Increased public awareness of the Earth's depleting oil reserves and the adverse effect of greenhouse gasses are driving the development of alternative energy resources, including solar power. While the supply of energy from the Sun to the Earth is enormous, exploitation of this formidable natural resource remains a scientific challenge. Considerable efforts in fundamental research are still necessary for solar power to become a reality. The interesting optical and electronic properties and synthetic versatility of porphyrin chromophores constitute a valuable tool for further understanding the processes involved in efficient light-harvesting and current generation. This thesis describes the design and characterization of several porphyrin-based systems for solar energy conversion studies.; Chapter 2 reports on the synthesis, photophysical characterization, and energy transfer (EnT) applications of a series of porphyrin dimers based on Re(l) pyridyl ligation that, despite incorporation of rhenium into the assembly, remain significantly fluorescent. In the context of solar energy conversion, the dimers allow for the systematic study of factors that modulate interpigment EnT.; Chapter 3 presents a scheme for porphyrin-based multilayer sensitization of dye-sensitized solar cells (DSSCs). Porous, chromophoric, thin films based on tetrameric porphyrin squares were fabricated via layer-by-layer zirconium phosphonate chemistry, and their photoelectrochemical responses were evaluated.
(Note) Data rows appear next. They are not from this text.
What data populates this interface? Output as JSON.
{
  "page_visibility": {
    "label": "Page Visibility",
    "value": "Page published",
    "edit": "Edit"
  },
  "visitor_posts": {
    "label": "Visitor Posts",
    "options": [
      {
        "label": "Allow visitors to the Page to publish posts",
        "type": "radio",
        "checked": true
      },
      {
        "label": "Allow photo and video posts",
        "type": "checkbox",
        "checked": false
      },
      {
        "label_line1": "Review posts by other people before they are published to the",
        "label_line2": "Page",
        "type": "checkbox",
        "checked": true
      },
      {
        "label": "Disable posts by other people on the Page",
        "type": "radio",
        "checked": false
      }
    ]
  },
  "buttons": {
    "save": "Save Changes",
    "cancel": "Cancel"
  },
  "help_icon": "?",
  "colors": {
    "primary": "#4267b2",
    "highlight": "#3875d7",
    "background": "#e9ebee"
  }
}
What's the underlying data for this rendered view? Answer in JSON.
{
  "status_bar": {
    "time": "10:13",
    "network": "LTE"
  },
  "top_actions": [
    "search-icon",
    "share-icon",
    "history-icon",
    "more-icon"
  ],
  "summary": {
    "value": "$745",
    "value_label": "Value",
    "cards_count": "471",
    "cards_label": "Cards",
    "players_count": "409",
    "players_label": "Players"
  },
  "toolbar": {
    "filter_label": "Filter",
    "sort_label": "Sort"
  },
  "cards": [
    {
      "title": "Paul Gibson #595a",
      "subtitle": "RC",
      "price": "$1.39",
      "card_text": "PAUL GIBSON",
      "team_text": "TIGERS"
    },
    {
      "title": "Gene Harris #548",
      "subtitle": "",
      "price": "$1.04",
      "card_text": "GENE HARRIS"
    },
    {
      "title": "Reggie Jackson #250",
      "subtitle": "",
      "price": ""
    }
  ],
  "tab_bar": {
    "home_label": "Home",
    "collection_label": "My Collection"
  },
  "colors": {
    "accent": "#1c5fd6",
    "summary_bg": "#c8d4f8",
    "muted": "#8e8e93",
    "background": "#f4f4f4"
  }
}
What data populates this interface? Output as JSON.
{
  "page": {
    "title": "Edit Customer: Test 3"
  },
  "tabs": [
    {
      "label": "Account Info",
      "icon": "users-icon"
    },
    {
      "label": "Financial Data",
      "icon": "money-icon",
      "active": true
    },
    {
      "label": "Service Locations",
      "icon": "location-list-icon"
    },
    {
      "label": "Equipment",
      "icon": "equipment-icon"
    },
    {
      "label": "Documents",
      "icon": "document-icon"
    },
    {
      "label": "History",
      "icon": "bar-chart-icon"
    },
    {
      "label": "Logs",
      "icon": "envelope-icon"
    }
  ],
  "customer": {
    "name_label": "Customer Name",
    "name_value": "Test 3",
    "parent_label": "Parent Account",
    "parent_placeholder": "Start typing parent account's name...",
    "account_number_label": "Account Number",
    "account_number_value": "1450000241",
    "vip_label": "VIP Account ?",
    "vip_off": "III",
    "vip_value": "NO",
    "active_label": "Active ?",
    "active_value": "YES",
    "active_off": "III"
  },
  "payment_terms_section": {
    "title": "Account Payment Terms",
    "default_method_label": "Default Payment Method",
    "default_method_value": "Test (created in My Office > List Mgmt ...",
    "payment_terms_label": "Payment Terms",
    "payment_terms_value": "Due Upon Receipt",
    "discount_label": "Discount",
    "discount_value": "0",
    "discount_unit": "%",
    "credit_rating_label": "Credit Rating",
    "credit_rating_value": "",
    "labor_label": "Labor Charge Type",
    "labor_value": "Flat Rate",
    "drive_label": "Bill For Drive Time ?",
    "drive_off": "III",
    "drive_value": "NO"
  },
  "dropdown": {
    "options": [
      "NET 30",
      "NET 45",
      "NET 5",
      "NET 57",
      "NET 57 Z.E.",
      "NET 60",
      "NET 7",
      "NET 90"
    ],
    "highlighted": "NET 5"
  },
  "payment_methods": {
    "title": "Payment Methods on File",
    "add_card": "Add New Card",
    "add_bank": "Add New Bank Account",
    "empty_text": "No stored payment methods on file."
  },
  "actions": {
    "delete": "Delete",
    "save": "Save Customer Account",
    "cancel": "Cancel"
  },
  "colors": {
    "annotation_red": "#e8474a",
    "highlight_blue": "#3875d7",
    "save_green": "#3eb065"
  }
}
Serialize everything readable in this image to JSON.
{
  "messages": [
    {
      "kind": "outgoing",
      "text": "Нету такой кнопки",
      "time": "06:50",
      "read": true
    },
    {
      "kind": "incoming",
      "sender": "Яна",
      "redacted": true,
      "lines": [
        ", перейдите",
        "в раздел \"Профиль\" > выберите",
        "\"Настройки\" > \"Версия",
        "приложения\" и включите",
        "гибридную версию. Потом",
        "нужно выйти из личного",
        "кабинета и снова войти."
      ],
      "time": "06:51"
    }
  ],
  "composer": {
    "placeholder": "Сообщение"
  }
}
The studies reveal an additional, cathodic-current generating mechanism, which represents a parasitic process in the context of DSSCs.; In Chapters 4 and 5, second generation porphyrin compounds are developed in efforts of optimizing the multilayer response. Porphyrin thin films are presented in which both excited state lifetime and mobility are enhanced. The photoelectrochemical response of the films in the context of DSSCs is evaluated.; In chapter 6 a strategy is described in which the narrow absorption spectra characteristic of porphyrins is significantly broaden and shifted, allowing for enhanced light-harvesting capabilities. Mono- and di-functional terpyridine porphyrins are presented that, when reacted with labile divalent metal ions, form complexes with significantly perturbed absorption spectra. The chemistry is adapted for the fabrication of thin films via alternate deposition of metal ion and terpyridine-porphyrin motifs.